Bitcoin is deep into its third 30 % correction of the cycle. After touching $89,310 on November 18, it now trades near $91,500. The Fear & Greed Index has collapsed to 10 —the lowest reading of the year — and sentiment feels entirely flushed.

The alarm bells are understandable. Bitcoin has now broken levels it never lost earlier in the cycle. It has closed multiple times below three major thresholds: the Short-Term Holder realized price at $110,000, the 200-day moving average at $110,000, and the 365-day moving average at $102,000. In every previous cycle — 2014, 2018, 2022 — simultaneously losing these three levels marked the beginning of a multi-year bear market. That doesn’t guarantee we are in one now, but the risk is becoming increasingly difficult to ignore.

Bitcoin market signals turn fragile

Technically, the picture is fragile indeed. On the weekly chart, BTC has slipped below the lower Bollinger Band, with the stochastic oscillator deeply oversold, the MACD negative, and the RSI drifting toward 30. On the daily chart, the 50-day SMA has crossed below the 200-day — the classic death cross that signals fading momentum, even if it typically lags price.

Support sits at $91,000–$90,000, with a stronger zone at $85,000–$84,000. Resistance remains at $96,000 and the psychological $100,000.

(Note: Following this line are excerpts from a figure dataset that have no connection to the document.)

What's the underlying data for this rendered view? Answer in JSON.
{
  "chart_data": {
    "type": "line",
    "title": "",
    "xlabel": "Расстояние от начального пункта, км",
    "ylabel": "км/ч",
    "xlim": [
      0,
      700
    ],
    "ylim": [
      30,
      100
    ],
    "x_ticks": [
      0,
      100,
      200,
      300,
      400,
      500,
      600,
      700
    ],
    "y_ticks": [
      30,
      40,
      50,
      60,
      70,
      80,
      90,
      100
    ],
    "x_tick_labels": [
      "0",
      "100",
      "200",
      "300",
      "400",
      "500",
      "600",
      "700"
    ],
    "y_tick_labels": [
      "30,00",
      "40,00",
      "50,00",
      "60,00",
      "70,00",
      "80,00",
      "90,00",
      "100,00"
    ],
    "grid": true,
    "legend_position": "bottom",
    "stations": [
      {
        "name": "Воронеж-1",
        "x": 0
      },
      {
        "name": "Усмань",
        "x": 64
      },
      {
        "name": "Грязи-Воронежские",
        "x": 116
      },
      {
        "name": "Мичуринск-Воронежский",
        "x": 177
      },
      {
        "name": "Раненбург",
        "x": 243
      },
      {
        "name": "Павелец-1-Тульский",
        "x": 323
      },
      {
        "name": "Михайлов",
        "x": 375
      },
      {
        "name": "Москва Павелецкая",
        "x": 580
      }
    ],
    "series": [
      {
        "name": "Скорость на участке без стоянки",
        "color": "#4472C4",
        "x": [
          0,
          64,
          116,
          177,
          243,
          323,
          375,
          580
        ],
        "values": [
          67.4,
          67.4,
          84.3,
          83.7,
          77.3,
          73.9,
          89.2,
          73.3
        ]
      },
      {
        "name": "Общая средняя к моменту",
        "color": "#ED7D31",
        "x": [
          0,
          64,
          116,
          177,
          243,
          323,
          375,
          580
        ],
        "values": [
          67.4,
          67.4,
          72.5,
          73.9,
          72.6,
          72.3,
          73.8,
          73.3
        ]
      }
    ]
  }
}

Derivatives market echoes the sentiment. Thomas Young of Rumjog consultancy points out that bitcoin futures briefly flipped into backwardation — a situation where spot trades above futures. It’s rare and usually appears during stress events, forced de-risking, or capitulation. It is rare and generally emerges during stress, forced unwinding, or capitulation. Historically, backwardation has been a contrarian signal: either a reversal as panic exhausts, or a final washout that marks the bottom of the move.

Context matters, though. In past cycles, these breakdowns followed vertical blow-off tops and months of euphoric distribution. Nothing like that occurred this time. There was no $200k mania, no media frenzy, no retail stampede. The ~$126k peak (if it was the peak) formed after a slow, institution-led grind. This is potentially good news for bitcoin, as institutions don’t appear ready to dump it just yet.

Big players buy the dip

One concern during this correction has been heavy selling from early bitcoin whales — entities holding at least 1,000 BTC. As Capriole fund’s Charles Edwards notes, 2025 has been a year where long-dormant whales, holding coins for seven years or more, have begun cashing out.
 

Historically, when long-term whales sold in size, steeper declines usually followed. This cycle, however, a new dynamic is at play: large institutional buyers are absorbing the supply.

CryptoQuant’s CEO argues that the sell-off reflects old holders rotating into new institutional ones. OG whales have been selling, but ETFs, MSTR, corporate treasuries, sovereign funds, pension funds, and multi-asset managers now provide constant inflows. “The cycle theory is dead until these liquidity channels stop running,” he writes.

On-chain data from Glassnode shows the whale count spiking at the fastest pace since early 2024. After bottoming on October 26, whale numbers jumped from 1,353 to 1,391, signaling a wave of newly formed large holders.

ETF flows are also holding up. Bloomberg ETF analyst Eric Balchunas notes that US Bitcoin ETFs saw $250m in outflows on Monday and $3bn over the past month —approximately 2.5% of assets. That still leaves 97.5% untouched and $23bn in net inflows this year — “not too bad,” considering the current extreme fear mood.

Fresh liquidity continues to flow. Strategy Inc. (MSTR) launched its new euro-denominated 10% preferred stock, STRE, on November 3. Initially targeting €350m, the company ultimately raised $700m, extending its corporate-credit engine into Europe and reinforcing bitcoin-linked flows. El Salvador also joined the dip-buyers, adding another $100m to its national treasury on November 17.

The market is clearly stressed. It is equally clear that large institutions are accumulating into that stress. As early adopters give way to Wall Street, the structure of the bitcoin market and the nature of its cycles are evolving.